Ridgemount had smelt it too, even before he’d eased himself off the saddle and wheeled his bike over the pavement, trailer behind it full with potatoes, onions, ten pounds of bruised Bramleys that he was going to simmer down into apple sauce. Honest to God, Ridgemount thought, I knew it. I just knew it. One thing I asked that boy to do, one thing and he can’t even do that. He was sliding the key into the front door lock when Patel came up behind him and spoke his name.

“I don’t want to buy anything from you,” Ridgemount said, “I don’t want anything on credit and right now I can’t stop to discuss the Bible, because my nose tells me there’s a small emergency going on in my house.

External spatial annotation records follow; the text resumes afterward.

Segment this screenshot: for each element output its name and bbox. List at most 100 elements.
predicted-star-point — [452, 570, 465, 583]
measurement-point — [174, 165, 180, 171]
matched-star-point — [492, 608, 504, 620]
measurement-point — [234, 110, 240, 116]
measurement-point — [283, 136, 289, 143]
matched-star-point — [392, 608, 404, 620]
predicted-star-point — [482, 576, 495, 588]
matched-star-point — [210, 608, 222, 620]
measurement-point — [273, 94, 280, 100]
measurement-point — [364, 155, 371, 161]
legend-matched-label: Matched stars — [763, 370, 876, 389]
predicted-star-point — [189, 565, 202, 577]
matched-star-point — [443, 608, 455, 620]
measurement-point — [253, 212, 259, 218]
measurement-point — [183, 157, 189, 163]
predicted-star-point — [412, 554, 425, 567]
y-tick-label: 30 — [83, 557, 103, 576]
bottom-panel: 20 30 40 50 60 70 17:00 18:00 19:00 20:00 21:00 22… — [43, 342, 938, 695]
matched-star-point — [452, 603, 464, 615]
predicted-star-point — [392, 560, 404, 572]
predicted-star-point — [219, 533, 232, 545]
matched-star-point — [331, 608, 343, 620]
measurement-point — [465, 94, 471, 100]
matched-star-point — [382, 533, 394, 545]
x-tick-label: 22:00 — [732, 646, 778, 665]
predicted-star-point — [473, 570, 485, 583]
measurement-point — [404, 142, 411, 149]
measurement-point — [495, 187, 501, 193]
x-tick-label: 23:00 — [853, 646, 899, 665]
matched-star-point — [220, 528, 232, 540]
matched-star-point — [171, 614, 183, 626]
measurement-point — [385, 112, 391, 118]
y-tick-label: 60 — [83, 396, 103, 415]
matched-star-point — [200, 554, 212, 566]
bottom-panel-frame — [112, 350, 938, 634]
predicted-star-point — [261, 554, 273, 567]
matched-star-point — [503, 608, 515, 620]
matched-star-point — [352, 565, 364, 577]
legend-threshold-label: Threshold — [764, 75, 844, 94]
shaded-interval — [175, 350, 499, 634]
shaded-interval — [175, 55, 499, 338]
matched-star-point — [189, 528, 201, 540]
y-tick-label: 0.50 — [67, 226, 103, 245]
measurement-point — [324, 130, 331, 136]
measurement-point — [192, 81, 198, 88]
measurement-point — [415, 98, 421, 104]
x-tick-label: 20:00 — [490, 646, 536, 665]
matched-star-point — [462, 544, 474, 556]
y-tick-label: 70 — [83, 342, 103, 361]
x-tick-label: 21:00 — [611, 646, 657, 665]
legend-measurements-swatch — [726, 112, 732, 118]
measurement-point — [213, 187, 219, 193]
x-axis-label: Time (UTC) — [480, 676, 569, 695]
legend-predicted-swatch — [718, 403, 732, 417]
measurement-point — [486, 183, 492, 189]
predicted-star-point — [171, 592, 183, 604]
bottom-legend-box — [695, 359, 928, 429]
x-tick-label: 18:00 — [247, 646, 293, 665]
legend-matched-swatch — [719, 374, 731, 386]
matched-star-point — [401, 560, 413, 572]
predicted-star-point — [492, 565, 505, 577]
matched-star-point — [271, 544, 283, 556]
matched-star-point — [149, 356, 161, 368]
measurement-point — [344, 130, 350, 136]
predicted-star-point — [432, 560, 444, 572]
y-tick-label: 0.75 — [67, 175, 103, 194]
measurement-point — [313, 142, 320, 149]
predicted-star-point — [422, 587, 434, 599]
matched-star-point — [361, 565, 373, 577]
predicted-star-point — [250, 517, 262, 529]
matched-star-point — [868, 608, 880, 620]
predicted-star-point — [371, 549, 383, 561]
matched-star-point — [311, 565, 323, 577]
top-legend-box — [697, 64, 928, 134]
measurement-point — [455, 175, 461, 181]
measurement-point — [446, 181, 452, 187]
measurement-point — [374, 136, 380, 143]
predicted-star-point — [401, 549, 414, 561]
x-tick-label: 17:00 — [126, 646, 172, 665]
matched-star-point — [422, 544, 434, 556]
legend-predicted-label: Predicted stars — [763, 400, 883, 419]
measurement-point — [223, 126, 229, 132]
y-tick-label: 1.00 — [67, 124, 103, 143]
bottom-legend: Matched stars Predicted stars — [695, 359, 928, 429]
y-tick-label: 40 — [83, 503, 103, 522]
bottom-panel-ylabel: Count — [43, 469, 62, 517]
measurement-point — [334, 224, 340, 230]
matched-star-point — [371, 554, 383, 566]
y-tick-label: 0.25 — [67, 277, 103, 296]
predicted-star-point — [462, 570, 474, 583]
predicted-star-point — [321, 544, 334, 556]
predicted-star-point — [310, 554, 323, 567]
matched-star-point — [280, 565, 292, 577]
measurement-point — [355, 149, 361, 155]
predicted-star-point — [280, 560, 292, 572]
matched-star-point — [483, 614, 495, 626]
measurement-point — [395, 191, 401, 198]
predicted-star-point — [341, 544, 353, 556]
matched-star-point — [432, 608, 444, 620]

Now if you’ll excuse me.”

But Patel showed him his warrant card instead.

“I’m sorry,” Ridgemount said, “I have to deal with this first.”

He pushed the door open and left it wide. A man he didn’t recognize was standing half-way up the stairs, Calvin two steps from the bottom with another man right behind him, a hand on Calvin’s arm. Ridgemount stepped across the hall and into the kitchen; the windows were thick with steam and clouds of it had collected over the ceiling and were beginning slowly to descend the walls. He took a tea towel from its hook and bunched it in his hand, turned out the gas and lifted the pan from the stove. What had been a pound and a half of split peas was now a blackened mass crusted across the pan. Between the stove and the sink, the bottom of the saucepan fell out but the peas clung on, welded to the sides.

“Mr. Ridgemount,” said Resnick, who had walked over from his car and followed Patel into the house, “Detective Inspector Resnick. I’d appreciate it if you’d come with these officers to the police station. There are some questions we’d like to ask you.”

“Dad?” said Calvin from the hallway.

“These questions,” Ridgemount said. “What are they about?”

“Oh,” Resnick said, “I think you know.”

Ridgemount looked past Resnick to where Calvin was standing, Divine and Naylor at either side of him, Naylor still holding his arm.

“Let my son go,” Ridgemount said.

Resnick looked questioningly towards Naylor. “Possession of an illegal substance, sir. Namely, marijuana. Possession of stolen goods.”